In his overview article, “From Brokdorf to Fukushima: The long journey to nuclear phase-out,” Glaser, a Princeton researcher and member of the Bulletin’s Science and Security Board, sets the historical context for the shutdown, reviewing the massive, civil-war-like confrontations between anti-nuclear demonstrators and police that started in the 1970s, and notes that, “because of these and subsequent developments—including the 1986 Chernobyl accident—by the 1990s, no one in German political life seriously entertained the idea of new reactor construction.”

 Freie Universität Berlin politics professor Miranda Schreurs’s essay, “The politics of phase-out,” offers a surprising explanation for continuing popular support for the phase-out across the German political spectrum: The shift to renewable energy sources that accompanies the phase-out has brought financial benefits to farmers, investors, and small- and medium-sized businesses.

Marshaling a wide range of observed data and predictive economic models, Felix Matthes, research coordinator at the Institute for Applied Ecology in Berlin, reaches another unexpected conclusion: The nuclear phase-out is likely to have only a small and temporary effect on electricity prices and the overall German economy.

The phase-out also seems unlikely to come with a huge legal bill. As University of Kassel legal experts Alexander Rossnagel and Anja Hentschel explain in “The legalities of a nuclear shutdown,” during early negotiations, the government shaped the phase-out so it gave utilities time to recoup their investments in nuclear power plants, thereby undercutting their ability to successfully sue later for damages.

And Lutz Mez, co-founder of Freie Universität Berlin’s Environmental Policy Research Center, presents what may be the most startling finding of all.
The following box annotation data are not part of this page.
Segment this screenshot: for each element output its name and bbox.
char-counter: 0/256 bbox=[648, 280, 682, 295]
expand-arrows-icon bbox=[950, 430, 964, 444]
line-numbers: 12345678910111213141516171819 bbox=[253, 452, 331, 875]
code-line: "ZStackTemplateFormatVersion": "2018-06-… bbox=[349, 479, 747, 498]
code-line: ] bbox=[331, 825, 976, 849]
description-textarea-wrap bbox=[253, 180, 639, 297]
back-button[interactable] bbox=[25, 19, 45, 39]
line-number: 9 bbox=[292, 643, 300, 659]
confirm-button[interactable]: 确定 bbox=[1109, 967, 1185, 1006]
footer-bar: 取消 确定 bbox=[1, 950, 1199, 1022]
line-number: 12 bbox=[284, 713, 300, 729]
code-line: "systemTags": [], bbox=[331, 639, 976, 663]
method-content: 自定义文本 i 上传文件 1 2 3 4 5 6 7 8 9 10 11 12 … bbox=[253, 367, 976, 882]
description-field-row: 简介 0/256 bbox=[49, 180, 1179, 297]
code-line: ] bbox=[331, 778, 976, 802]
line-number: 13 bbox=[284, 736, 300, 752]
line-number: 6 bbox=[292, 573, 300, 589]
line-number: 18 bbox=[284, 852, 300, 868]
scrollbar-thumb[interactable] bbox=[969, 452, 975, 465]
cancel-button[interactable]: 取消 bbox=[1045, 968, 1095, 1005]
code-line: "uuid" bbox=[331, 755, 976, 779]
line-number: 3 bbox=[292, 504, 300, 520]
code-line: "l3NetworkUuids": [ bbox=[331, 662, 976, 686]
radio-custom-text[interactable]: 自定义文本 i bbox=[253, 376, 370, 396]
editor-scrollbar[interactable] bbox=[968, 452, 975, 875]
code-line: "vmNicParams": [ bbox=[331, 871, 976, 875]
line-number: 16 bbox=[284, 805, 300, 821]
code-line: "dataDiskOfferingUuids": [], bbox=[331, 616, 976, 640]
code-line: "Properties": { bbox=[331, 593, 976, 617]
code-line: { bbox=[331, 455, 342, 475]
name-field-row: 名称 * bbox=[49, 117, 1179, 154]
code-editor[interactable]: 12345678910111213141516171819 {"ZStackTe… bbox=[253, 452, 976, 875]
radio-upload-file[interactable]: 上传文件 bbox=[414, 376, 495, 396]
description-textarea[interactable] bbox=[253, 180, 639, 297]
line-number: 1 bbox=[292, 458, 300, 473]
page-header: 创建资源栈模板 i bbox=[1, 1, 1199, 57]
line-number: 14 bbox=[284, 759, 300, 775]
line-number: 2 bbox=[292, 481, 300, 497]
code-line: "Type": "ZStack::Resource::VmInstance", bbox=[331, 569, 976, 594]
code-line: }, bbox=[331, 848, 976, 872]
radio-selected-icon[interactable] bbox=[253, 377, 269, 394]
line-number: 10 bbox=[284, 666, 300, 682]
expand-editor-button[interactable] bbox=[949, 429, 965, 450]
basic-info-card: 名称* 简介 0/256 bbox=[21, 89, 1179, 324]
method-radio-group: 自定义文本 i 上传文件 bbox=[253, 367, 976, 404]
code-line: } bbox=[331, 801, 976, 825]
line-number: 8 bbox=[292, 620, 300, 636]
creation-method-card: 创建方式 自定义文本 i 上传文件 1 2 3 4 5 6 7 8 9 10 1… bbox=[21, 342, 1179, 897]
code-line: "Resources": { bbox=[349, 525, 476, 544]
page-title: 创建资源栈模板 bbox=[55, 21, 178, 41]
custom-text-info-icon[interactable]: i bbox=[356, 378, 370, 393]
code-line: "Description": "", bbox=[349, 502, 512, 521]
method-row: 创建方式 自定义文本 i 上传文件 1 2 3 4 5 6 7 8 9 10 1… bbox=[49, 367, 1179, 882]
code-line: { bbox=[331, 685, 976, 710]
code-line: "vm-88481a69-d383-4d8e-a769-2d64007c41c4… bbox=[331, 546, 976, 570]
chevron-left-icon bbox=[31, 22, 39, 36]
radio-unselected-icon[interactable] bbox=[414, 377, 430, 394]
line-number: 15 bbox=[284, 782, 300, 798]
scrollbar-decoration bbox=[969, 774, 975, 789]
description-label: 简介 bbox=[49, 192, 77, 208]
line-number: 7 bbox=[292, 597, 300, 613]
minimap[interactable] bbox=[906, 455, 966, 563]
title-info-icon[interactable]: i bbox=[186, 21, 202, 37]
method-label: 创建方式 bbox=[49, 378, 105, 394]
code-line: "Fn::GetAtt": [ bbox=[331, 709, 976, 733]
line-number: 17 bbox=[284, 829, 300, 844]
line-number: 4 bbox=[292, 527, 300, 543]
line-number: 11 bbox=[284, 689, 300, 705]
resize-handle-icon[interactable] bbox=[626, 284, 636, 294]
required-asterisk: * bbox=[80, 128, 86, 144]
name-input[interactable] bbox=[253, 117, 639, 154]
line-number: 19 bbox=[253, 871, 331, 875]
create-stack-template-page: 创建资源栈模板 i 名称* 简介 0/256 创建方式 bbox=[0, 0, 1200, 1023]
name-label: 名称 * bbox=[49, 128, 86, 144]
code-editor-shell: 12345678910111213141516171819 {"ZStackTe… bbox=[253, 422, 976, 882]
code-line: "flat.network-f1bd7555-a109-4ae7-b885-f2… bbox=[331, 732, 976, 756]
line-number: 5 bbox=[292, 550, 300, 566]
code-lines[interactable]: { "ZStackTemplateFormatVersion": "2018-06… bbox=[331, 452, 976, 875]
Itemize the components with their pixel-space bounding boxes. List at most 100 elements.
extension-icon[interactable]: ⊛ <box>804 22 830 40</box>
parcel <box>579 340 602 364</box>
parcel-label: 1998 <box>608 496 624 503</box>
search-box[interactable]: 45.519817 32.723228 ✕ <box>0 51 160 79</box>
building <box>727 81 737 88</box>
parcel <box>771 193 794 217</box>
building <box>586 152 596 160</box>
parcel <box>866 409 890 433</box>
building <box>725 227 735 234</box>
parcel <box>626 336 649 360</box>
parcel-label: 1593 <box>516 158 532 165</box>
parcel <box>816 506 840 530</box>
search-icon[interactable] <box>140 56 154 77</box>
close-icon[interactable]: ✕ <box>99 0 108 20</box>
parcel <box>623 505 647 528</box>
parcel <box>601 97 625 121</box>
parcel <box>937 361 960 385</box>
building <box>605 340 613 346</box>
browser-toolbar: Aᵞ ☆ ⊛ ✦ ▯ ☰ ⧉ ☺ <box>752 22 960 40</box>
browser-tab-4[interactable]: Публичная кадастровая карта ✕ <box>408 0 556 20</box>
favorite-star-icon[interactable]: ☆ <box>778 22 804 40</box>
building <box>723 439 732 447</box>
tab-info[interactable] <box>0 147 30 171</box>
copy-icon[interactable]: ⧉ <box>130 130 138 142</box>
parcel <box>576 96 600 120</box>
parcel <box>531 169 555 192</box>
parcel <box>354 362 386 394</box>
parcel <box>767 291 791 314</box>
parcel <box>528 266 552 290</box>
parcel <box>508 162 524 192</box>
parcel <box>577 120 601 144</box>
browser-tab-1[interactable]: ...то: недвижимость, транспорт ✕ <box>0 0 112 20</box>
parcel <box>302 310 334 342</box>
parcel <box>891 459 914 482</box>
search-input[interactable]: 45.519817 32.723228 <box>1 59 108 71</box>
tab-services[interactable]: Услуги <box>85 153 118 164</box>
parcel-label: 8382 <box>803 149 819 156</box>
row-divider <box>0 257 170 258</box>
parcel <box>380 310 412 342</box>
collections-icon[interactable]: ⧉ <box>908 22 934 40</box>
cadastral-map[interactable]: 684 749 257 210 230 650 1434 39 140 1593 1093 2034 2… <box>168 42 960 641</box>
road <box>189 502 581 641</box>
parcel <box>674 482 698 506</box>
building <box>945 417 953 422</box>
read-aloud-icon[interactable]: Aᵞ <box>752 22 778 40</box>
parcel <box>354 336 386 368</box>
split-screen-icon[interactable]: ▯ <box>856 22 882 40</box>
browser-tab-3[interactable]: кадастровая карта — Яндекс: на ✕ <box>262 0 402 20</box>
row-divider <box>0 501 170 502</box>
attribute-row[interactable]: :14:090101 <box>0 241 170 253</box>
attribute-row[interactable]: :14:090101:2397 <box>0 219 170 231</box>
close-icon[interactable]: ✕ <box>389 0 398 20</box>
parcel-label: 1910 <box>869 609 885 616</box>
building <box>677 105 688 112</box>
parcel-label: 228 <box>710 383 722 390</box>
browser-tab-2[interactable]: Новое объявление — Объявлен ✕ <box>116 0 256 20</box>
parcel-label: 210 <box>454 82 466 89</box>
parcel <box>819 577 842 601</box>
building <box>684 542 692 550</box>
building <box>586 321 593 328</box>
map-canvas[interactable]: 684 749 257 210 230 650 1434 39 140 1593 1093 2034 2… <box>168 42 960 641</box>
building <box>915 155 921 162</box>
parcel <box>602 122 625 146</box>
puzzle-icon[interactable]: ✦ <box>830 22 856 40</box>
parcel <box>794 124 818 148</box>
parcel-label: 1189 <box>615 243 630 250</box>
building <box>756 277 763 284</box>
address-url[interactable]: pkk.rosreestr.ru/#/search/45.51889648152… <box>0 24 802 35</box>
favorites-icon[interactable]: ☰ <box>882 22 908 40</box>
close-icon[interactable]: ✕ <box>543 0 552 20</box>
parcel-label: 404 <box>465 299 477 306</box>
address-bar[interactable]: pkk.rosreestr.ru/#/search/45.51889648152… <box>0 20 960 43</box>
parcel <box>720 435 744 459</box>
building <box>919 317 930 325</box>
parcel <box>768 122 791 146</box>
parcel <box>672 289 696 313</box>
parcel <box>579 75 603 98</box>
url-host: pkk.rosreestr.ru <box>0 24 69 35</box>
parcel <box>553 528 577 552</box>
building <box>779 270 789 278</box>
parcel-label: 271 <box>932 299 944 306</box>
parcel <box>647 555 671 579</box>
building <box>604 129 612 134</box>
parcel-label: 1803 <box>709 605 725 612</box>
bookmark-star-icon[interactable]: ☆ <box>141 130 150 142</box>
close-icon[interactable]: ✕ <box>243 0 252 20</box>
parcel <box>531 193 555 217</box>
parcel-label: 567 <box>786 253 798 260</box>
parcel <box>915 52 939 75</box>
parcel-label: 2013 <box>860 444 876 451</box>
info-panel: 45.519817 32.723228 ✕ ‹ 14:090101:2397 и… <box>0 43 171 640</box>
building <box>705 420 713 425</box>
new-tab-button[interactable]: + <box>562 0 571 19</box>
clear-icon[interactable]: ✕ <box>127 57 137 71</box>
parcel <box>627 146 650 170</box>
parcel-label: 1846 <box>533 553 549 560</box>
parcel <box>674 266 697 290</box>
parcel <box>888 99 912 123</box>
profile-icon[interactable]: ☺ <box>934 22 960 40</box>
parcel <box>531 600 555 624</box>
TheEnergiewende that is being pursued in parallel with the German nuclear exit has reached a climate change milestone, Mez writes: “It has actually decoupled energy from economic growth, with the country’s energy supply and carbon-dioxide emissions dropping from 1990 to 2011, even as its gross domestic product rose by 36 percent.”

“The German nuclear exit” is the first in a three-part Bulletin series that will also look at the implications of potential phase-outs of civilian nuclear power in France and the United States. The expert essays that make up this installment of the series are hardly one-sided; they are full of acknowledgements of the difficulties Germany faces as it ends its nuclear power era and strives to reach aggressive greenhouse gas-emissions targets. But the articles make clear that the nuclear phase-out and accompanying Energiewende are not—international media characterizations notwithstanding—capricious political reactions; in fact, they are carefully planned national initiatives that are based on a rational calculation that they will ultimately benefit Germany environmentally and financially. Glaser may sum up the global import of the German energy experiment best when he writes: “Germany’s nuclear phase-out could provide a proof-of-concept, demonstrating the political and technical feasibility of abandoning a controversial high-risk technology. Germany’s nuclear phase-out, successful or not, is likely to become a game changer for nuclear energy worldwide.”